A man who walked his way back to health after suffering depression has written a book about the experience to help other people suffering mental health problems.

Retired journalist Richard Harris will be giving all profits made by his book – Walking Back To Happiness – to Carlisle Eden Mind, the charity that supports people with mental health problems in Carlisle, Eden and north Cumbria.
Richard, of How Mill, near Brampton, said he always thought depression was ‘something other people got’ – until he realised that he had got it himself.
His GP suggested he should embark on ‘some big daft project’ to banish the negative thoughts that were filling his head, so he embarked on a series of walks in places chosen for him by an online random postcode generator.
The generator would throw up any postcode at random from anywhere in the Carlisle (CA) postcode area, and he would go for a walk there – no matter how unlikely or unpromising it appeared to be.
He would then return home and write about it – the writing (and the publishing of the resulting book) being as much a part of his therapy as the walking.
He said: “During my 55-year career as a journalist I discovered that everyone I met was interesting if you asked the right questions and listened to their answers.

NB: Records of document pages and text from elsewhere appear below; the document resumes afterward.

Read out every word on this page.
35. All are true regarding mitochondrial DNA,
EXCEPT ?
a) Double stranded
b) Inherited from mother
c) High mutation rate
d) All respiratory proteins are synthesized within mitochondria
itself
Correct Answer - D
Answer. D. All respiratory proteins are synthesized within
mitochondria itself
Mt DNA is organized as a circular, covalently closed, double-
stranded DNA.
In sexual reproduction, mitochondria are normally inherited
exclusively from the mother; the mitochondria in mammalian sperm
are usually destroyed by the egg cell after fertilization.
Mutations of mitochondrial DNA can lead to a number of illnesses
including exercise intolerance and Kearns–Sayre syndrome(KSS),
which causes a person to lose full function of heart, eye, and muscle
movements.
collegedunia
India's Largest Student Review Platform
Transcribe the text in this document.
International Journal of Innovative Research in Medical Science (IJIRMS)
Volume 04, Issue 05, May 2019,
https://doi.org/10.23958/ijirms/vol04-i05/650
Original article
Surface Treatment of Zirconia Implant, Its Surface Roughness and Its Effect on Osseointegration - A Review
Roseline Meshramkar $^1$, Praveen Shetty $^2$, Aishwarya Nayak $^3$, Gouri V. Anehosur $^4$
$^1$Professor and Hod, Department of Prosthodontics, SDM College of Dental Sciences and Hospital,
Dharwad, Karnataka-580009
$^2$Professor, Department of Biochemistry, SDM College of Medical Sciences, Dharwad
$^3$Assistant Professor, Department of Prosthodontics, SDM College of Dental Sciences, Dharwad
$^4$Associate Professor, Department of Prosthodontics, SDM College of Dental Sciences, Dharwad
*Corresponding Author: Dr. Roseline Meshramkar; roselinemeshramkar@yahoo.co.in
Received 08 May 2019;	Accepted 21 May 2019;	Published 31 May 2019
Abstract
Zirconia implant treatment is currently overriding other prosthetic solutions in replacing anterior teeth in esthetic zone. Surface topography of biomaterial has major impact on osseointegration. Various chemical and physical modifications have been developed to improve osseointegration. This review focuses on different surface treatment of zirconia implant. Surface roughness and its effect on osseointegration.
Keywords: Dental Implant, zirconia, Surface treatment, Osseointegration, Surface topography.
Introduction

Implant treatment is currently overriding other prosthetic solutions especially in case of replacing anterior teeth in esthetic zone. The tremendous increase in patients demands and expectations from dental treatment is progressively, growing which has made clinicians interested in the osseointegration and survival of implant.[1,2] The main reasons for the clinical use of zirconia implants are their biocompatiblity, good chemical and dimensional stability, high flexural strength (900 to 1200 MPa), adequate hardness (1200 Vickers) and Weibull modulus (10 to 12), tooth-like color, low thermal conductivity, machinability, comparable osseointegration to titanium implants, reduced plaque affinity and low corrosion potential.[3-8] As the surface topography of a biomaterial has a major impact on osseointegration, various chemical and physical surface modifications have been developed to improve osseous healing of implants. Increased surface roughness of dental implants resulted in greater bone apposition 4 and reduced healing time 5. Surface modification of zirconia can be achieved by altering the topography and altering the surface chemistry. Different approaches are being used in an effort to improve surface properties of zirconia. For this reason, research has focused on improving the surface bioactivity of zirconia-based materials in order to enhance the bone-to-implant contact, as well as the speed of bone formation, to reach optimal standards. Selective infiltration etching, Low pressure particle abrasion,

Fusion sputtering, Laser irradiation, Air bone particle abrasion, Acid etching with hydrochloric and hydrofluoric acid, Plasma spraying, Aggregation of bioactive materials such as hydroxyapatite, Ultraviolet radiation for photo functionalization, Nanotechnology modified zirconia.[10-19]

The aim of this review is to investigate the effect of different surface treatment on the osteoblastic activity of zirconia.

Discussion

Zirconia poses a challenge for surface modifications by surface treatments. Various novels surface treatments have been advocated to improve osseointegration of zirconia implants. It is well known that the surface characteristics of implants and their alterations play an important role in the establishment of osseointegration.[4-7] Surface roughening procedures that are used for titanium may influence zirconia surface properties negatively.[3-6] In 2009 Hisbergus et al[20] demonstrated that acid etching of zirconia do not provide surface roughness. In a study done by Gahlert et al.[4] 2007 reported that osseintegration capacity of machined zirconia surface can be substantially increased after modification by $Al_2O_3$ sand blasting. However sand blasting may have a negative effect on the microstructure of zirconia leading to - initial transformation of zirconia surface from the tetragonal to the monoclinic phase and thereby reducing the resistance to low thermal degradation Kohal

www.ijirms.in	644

“My random postcode walks gave me the chance to find out whether that was equally true of places – that everywhere is interesting if you look hard enough.”
Richard completed 12 walks across north Cumbria, including several in the Eden Valley, and found that, no matter how unpromising some of them appeared to be, every one did indeed have something interesting about it. And, more important, he said, it was largely thanks to his random postcode walks that he was now ’90 per cent back to normal.’
He added: “It started just as a way of taking my mind off the misery of depression and it certainly did that . . . but to my surprise it also turned into one of the best things I have ever done.
“There is something surprisingly thrilling to be sitting at your breakfast table knowing that you will be spending your day walking in some place but not knowing where and something surprisingly liberating in having a computer decide exactly where that walk will take you.”